Du parc pensé au parc porté
Henrietta Van der Paadevoort va porter la transformation du parc.
Au début du XIXe siècle, une voie centrale plantée mène encore à la grille d’accès du château à l’italienne achevé en 1780 par le marquis René Thomas.
Après quelques décennies d’abandon liés à la Révolution Française, Isaac Thuret achète le domaine en 1819. Sa femme, Henrietta née van der Paadevoort, transforme le château en un lieu raffiné et luxueux, mais aussi adapté à sa famille. Elle remet au goût du jour les aménagements paysagers dans la première moitié du XIXe siècle.
Naissance du parc paysager
Ici, c’est bien un idéal de belle campagne riante et prospère qui est recherché.
Les aménagements du parc paysager au début du XIXe siècle – Carte française de l’état-major, établie de 1818 à 1824. © IGN
Les accès sont redéfinis et l’allée centrale disparaît. Des allées de promenades sablonneuses sont redessinées. La botanique et les essences exotiques sont à la mode, des arbres d’essences diverses et souvent rares sont plantés, les alignements oubliés. Des pièces d’eau et des pavillons sont créés. Malgré les asymétries, la nature y reste ordonnée, parfaitement contenue. Loin de tout ensauvagement. La silhouette du château, sur son promontoire, reste le point de repère.
Entités paysagères du Parc culturel
Elles sont au nombre de trois aujourd’hui : Le Parc paysager (20 ha), les bois (19 ha) et la perspective à la française (9 ha).

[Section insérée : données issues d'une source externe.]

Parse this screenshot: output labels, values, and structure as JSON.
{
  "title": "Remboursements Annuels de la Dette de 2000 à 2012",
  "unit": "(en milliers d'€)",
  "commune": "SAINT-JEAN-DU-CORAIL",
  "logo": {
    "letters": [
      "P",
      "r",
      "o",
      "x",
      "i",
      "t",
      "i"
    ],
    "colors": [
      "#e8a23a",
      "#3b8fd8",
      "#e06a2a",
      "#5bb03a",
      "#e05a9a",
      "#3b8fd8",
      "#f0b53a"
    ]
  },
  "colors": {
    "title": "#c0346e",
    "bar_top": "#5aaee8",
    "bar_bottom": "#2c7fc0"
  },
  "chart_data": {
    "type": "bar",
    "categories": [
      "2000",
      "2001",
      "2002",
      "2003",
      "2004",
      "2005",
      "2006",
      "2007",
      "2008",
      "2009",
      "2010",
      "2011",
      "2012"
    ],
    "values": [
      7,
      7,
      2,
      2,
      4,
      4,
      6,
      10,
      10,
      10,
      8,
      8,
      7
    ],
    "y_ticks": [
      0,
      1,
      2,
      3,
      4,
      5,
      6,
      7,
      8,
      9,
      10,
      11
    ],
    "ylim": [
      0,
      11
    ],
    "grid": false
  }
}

Jardin d’agrément devant l’Orangerie avec ses grandes serres latérales – Anonyme. © RMN-Grand Palais (musée d'Orsay) / Hervé Lewandowski
Les carrés de pelouse qui font face à l’Orangerie comme ceux de buis derrière les communs sont les traces d’une quatrième entité : chaque château possédait en effet un espace de culture, un jardin vivrier souvent organisé en jardin d’agrément. Ce jardin de roses et de fleurs, de potagers, de serres, de vergers et de murs à vignes et espaliers de fruitiers, situé dans l’axe de l’Orangerie (1 ha), comme celui plus modeste au nord des communs (0,5 ha), a pourtant traversé le XXe siècle pour disparaître dans les années 1980.
Les arbres de Rentilly
Découverte des arbres avec Augustin Bonnardot, arboriste forestier du CAUE 77. Enregistrement audio. ©CAUE77
Une invitation au voyage
Balade bucolique, la promenade dans le parc est un voyage vers des contrées lointaines, par la figure des arbres qui animent le paysage et cadrent imperceptiblement les vues.

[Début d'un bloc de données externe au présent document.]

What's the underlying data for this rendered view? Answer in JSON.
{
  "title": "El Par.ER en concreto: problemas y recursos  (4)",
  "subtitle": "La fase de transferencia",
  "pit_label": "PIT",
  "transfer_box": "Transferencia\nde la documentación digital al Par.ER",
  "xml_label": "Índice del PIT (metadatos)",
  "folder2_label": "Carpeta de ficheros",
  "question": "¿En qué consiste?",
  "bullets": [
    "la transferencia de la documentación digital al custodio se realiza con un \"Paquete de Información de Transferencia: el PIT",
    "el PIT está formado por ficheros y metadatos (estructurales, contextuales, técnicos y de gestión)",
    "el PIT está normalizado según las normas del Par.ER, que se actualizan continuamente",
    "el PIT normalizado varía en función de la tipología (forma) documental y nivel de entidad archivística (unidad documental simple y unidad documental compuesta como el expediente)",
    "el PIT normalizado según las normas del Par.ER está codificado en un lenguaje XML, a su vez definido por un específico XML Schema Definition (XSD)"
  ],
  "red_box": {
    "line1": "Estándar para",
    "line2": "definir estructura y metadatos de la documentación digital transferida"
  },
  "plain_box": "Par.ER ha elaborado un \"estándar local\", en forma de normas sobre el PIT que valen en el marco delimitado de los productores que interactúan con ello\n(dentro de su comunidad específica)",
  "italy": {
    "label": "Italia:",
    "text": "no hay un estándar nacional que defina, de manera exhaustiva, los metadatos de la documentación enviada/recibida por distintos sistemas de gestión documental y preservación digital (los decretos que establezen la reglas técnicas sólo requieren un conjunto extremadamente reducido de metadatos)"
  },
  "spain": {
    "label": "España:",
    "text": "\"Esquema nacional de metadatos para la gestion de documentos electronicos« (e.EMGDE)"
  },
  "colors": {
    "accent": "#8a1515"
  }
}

Arbres d’ici et d’ailleurs
Couleurs et formes des arbres de Rentilly - À gauche sur l’image, l’incroyable séquoia géant - essence originaire de Californie - qui marcotte. ©CAUE77
Des arbres exotiques - amélanchier du Canada, catalpa de Caroline, cèdre de l’Atlas, érable du Japon, tulipier de Virginie - comme des arbres indigènes - chênes, marronniers, noyers - ponctuent la prairie et les cheminements de leurs couleurs et de leurs formes. Les arbres s’épanouissent sans contrainte, atteignant toute leur majesté. Chaque sujet planté semble avoir été valorisé, mis en scène par les mouvements de sols dits ados.
Arbres à l’honneur, toujours
Dans l’esprit du parc paysager du XIXe siècle, la réhabilitation du parc au début du XXIe siècle entrepris par la Communauté d’Agglomération de Marne et Gondoire et son plan actuel de gestion sont au service de cette mise à l’honneur des arbres, et de la préservation ou du rétablissement des vues lointaines. Elle plante en 2003 850 arbres pour reconstituer le patrimoine arboré endommagé par la tempête de 1999.
©CAUE77
La plantation d’arbre isolé, solitaire, alterne avec celle de bouquets d’arbres.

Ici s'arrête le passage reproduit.